My latest income-generating scheme here at Lush Places is to open a day-care centre for lambs. This will be run in conjunction with the petting zoo (under construction, still) and will, of course, be called Lush Places Lambie Day Care.
I believe this latest scheme will be a sure-fire money-spinner. If one owns what is known as a
“lifestyle block”, one must, apparently, “monetise” one’s lifestyle block. We were informed of this by a visitor from Auckland. Aucklanders appear to be obsessed with monetising their lifestyle blocks, otherwise known as villas in Grey Lynn, by turning them into Airbnbs, sometimes at vast and irretrievable expense. I think my idea of a day-care centre for lambs is a much cannier proposition because, for one thing, lambs don’t move into your house and throw parties and trash the place.
We live in a town where one of the local vets offers consultations for “rescue lambs” for a tenner. So, there must be lots of people in town who have rescue lambs and who would pay at least a tenner for them to be looked after during the day. We will offer companionship, toys (stuffed sheep), and plenty of hearty exercise on the lawn.
We are doing a trial run by looking after Jimmy every weekday morning while his mama, Charlotte the shepherdess, is at work up the road at Miles the sheep farmer’s home farm. Jimmy is her crippled lamb and is coming along in hops and bounds; he can now manage to go up and down steps.

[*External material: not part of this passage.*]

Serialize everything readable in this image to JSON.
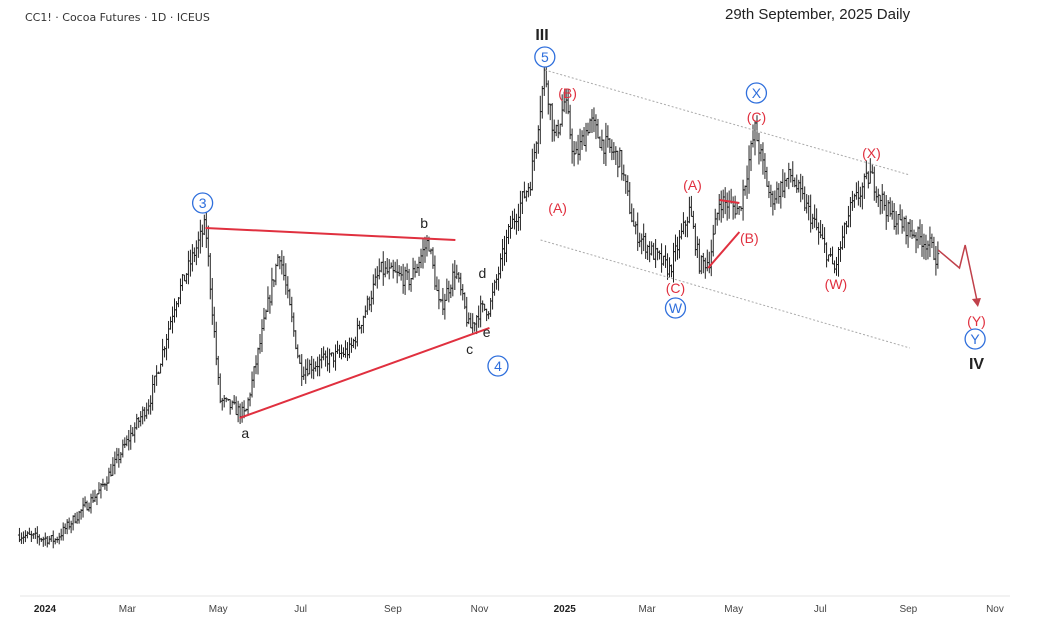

Charlotte took Jimmy to the hairdresser’s the other day. It was her hair that was being cut but I suggested that when Jimmy needs shearing, she might take him to the same hospitable salon. He, being curly all over, doesn’t require a perm but he might suit highlights.
We all took Jimmy out to lunch last Sunday. We went to our favourite lunch place, which will go unnamed because it is probably a breach of what the Daily Mail likes to sneeringly call “elf and safety”. I did phone the charming owner, B, to ask for permission to smuggle a lamb in. She said: “I know nothing. I see nothing.” Charlotte arrived with Jimmy in a wine box, disguised as a floral arrangement. B gave the clandestine operation a code name. She said: “Have you got the toy?” She took a photo of the toy to send to her daughter. We had a plan in place to cover any baaing. If Jimmy baaed, I would then baa and pretend I was doing my sheep impersonations. I would have looked quite mad but it is quite mad to take a sheep out to Sunday lunch, so what the hell.
I didn’t have to do my sheep impersonation. Jimmy was very good and quiet, if not entirely effectively disguised. A woman walked past our table, in the depths of the restaurant, to go to the loo. She did a double-take, as might anyone seeing a lamb, disguised as a floral arrangement, out to lunch on a Sunday afternoon. On her way back, she stopped to pat the floral arrangement. She said: “You can’t get attached to them because then you can’t eat them.”
If anyone had told me, two years ago, that I would be spending my time looking after a crippled lamb five mornings a week, I would have told them they were off their rocker. Now, I can’t think of any nicer way to spend five mornings a week. It is also very nice to live in a town where you can take a lamb in a wine box out for Sunday lunch.
Charlotte arrived with Jimmy the lamb in a wine box, disguised as a floral arrangement.